The identity matrix contains the value one along the diagonal and zeros elsewhere.

$$AI=A$$

Identity = np.eye(3)

De Morgan’s Law

$$A^{-1}B^{-1}=(BA)^{-1}$$

You can verify this equation in python using the code mentioned below.

np.round(np.linalg.inv(A)@np.linalg.inv(B))==np.round(np.linalg.inv(B@A))

array([[ True,  True,  True],
       [ True,  True,  True],
       [ True,  True,  True]])
De Morgan's Law

One of the analogies that stuck with me to remember this equation mentioned by Gilbert Strang during his lectures was that you wear socks first and then shoes, but when removing the duo, you remove the shoes first and then the socks.

Determinant

the determinant is a scalar value that can be computed from the elements of a square matrix and encodes certain properties of the linear transformation described by the matrix.

The determinant of a matrix A is denoted det(A), det A, or |A|.

Source : Linear Algebra 101

There are other concepts like vector space, column space, null space, rank, row echelon form, dimension, and basis which I won’t go into. You can refer the same here.

In python, you can again use the numpy library for determinants.

A
array([[7, 5, 3],
       [9, 9, 6],
       [6, 8, 4]])
       
np.linalg.det(A)    # Determinant
-30
Determinant

System of Linear equations

The fundamental problem in linear algebra is to solve n linear equations with n unknowns.

We could use the method of elimination or substitution to solve for them manually for equations with two or three variables but using a matrix approach to do the same is a formal way of doing especially for using the computers to the hard work for solving them.

Algorithms for solving these equations efficiently are one of the most important tools in physics, engineering, and obviously data science. A lot of nonlinear problems can be converted to linear problems. Linear functions are the best to operate with and most functions are nonlinear but are locally linear.

$$Ax=b$$

A lot of research has gone into solving these set of equations efficiently through computers with respect to orders of complexity. There are both analytical as well as approximate (numerical) methods to solve the problem.

Inverse Method

You can simply solve \(Ax=b\) equations by calculating the inverse of A and multiplying it with b but the problem is that it’s not an efficient way to solve the problem because inverse computation is expensive for larger values of n which is basically the number of equations I.e. time complexity is bad.

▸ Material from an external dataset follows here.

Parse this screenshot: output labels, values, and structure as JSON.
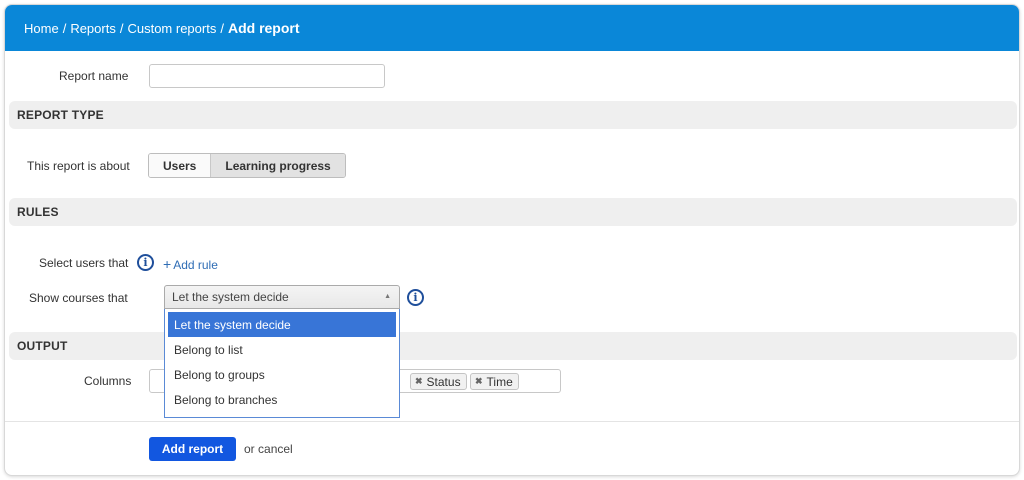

An important thing to note is that the inverse should exist (nonsingular matrix) for a solution to the system of equations. Another way of saying the same is to say that the vectors (columns of the matrix) should be linearly independent.

If no vector in the set can be written as a linear combination of other vectors, then the vectors are said to be linearly independent.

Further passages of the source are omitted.